ECLI:NL:CRVB:2004:AR2938
Centrale Raad van Beroep
- Hoger beroep
- J.W. Schuttel
- Ch.J.G. Olde Kalter
- M.C. Bruning
- Rechtspraak.nl
Weigering van ziekengeld op basis van loondoorbetaling bij ziekte
In deze zaak gaat het om de weigering van ziekengeld aan appellante, die sinds 12 mei 1997 werkzaam was voor een werkgeefster die erotische shows op internet verzorgt. Appellante heeft zich vanaf maart 1998 herhaaldelijk ziek gemeld en heeft haar arbeid op 19 mei 1998 definitief gestaakt.
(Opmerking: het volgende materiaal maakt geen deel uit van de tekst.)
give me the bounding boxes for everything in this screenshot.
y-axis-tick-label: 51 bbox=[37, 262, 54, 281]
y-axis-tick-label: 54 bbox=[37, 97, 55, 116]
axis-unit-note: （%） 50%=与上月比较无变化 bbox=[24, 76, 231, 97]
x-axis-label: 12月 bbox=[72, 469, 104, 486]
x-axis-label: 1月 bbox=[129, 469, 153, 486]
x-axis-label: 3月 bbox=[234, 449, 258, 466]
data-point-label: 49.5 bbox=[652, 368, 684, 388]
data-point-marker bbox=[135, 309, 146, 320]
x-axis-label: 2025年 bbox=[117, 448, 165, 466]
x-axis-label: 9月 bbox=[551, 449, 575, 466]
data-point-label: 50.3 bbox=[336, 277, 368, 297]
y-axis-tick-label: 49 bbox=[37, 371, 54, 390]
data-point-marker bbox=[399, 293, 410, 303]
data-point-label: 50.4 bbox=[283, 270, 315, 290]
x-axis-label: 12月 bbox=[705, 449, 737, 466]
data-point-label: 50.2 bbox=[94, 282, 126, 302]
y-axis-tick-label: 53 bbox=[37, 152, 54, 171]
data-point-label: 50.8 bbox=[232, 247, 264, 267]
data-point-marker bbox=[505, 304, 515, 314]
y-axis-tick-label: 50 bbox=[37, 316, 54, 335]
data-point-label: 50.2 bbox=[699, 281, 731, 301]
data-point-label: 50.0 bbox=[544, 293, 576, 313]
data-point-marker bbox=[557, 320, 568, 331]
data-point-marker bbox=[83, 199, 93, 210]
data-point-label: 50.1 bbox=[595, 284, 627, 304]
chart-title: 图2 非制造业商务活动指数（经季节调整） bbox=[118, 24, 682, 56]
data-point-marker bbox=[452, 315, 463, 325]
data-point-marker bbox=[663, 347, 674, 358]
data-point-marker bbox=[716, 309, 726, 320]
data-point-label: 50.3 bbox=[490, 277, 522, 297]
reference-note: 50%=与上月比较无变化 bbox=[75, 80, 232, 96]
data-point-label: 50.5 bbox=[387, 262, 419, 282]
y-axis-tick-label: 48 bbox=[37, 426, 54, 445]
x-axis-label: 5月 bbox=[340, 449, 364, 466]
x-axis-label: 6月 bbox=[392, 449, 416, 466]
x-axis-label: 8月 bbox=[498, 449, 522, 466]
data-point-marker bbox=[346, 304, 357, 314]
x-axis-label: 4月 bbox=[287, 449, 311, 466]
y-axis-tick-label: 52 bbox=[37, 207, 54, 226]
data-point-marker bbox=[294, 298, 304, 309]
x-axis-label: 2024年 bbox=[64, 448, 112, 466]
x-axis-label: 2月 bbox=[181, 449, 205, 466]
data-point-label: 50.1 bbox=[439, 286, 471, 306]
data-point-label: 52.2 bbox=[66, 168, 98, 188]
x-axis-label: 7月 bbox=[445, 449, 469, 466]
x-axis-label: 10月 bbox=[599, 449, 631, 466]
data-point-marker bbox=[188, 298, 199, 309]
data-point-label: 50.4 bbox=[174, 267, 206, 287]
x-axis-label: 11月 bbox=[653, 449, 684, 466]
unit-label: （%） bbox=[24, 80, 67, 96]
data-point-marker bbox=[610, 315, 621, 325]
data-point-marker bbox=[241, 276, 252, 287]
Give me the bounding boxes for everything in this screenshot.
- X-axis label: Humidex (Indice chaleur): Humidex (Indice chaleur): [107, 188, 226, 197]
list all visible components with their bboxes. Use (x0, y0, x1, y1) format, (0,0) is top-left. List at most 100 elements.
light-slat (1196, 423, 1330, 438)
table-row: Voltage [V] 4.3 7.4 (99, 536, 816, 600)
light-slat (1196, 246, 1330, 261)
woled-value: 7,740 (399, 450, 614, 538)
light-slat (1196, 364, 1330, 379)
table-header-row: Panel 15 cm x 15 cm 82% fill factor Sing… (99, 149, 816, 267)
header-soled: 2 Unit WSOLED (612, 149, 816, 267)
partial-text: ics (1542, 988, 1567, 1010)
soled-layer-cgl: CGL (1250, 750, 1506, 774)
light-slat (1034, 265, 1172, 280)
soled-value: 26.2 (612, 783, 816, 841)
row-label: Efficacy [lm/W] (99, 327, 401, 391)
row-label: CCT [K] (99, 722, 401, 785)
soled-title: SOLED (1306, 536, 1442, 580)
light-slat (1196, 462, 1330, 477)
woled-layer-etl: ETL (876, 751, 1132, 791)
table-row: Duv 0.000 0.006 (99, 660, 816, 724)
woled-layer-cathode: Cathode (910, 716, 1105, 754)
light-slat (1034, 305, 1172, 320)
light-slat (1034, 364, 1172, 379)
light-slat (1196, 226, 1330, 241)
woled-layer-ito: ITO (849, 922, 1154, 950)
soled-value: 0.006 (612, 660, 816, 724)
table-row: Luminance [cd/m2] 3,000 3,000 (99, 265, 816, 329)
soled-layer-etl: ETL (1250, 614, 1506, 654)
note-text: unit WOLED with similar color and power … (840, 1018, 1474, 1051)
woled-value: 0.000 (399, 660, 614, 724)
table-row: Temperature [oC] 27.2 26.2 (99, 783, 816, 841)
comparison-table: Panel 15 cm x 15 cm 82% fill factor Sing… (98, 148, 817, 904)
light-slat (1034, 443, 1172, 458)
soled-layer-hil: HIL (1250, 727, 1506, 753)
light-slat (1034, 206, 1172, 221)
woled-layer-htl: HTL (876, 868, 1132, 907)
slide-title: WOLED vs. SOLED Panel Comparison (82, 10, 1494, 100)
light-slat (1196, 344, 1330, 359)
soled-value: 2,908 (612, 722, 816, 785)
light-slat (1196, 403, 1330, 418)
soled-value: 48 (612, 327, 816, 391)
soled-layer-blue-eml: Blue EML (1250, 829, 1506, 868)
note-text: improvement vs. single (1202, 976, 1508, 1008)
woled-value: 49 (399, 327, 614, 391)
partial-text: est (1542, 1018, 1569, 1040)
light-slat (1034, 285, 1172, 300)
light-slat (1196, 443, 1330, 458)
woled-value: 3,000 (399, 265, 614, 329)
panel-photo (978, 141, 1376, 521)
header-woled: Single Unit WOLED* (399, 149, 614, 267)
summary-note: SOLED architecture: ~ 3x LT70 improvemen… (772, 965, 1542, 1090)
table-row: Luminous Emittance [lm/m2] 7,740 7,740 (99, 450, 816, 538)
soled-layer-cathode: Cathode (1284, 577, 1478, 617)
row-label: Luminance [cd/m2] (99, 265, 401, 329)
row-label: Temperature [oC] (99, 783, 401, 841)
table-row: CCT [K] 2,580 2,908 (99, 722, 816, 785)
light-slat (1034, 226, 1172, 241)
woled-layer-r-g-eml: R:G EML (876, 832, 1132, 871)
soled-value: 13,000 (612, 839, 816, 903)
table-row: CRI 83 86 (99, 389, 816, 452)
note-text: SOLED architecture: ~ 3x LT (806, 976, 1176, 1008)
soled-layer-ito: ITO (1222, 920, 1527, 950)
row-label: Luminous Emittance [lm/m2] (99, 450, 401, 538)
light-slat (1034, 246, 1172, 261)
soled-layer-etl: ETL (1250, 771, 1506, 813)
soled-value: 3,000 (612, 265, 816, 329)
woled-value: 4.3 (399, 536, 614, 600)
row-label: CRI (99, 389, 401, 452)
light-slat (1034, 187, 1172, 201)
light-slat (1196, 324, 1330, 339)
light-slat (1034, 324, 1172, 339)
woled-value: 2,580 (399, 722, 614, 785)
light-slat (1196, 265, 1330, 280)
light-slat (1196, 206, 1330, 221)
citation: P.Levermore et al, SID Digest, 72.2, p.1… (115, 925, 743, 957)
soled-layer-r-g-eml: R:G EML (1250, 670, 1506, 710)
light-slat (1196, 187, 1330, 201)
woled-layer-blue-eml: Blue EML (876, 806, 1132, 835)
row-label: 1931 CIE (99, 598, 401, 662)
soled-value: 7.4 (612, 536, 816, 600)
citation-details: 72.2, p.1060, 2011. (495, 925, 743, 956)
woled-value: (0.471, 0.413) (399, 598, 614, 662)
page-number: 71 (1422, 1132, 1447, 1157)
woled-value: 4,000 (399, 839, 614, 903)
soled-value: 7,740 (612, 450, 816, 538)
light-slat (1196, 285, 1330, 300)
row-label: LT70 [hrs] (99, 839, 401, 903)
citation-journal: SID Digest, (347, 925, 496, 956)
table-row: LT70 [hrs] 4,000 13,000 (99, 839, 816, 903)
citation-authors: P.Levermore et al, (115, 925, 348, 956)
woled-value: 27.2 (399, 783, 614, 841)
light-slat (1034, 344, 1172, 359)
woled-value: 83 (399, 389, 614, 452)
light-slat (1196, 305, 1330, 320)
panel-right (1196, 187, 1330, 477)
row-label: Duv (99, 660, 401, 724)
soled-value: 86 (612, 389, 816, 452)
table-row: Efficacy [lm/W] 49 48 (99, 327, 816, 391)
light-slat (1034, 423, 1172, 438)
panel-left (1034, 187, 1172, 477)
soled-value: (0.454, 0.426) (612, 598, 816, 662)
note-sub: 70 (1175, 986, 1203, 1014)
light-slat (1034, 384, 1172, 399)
De Raad van bestuur van het Uitvoeringsinstituut werknemersverzekeringen (Uwv) heeft op 15 september 1999 besloten om de uitkering van ziekengeld te weigeren, omdat appellante op grond van artikel 7:629 van het Burgerlijk Wetboek recht heeft op loondoorbetaling door de werkgeefster. Dit besluit is door de rechtbank Amsterdam in een eerdere uitspraak ongegrond verklaard, waarna appellante hoger beroep heeft ingesteld.
Tijdens de zitting op 16 juni 2004 is appellante vertegenwoordigd door haar advocaat, terwijl gedaagde werd vertegenwoordigd door een medewerker van het Uwv. De Raad heeft de zaak behandeld en geconcludeerd dat er geen termen aanwezig zijn voor toepassing van artikel 8:75 van de Algemene wet bestuursrecht. De Centrale Raad van Beroep heeft de eerdere uitspraak van de rechtbank bevestigd, waarbij is vastgesteld dat appellante in de periode voor haar uitval veelvuldig heeft gewerkt en niet aannemelijk heeft gemaakt dat zij in betekenende mate vrij was om niet te werken op de ingeroosterde dagen.
De Raad heeft geoordeeld dat er sprake is van een doorlopende arbeidsverhouding en dat appellante recht heeft op loondoorbetaling bij ziekte. Gedaagde heeft terecht geconcludeerd dat appellante geen recht heeft op uitkering van ziekengeld, omdat zij op grond van haar arbeidsovereenkomst recht had op loondoorbetaling. De uitspraak van de rechtbank is derhalve bevestigd, en de weigering van ziekengeld door gedaagde is gerechtvaardigd.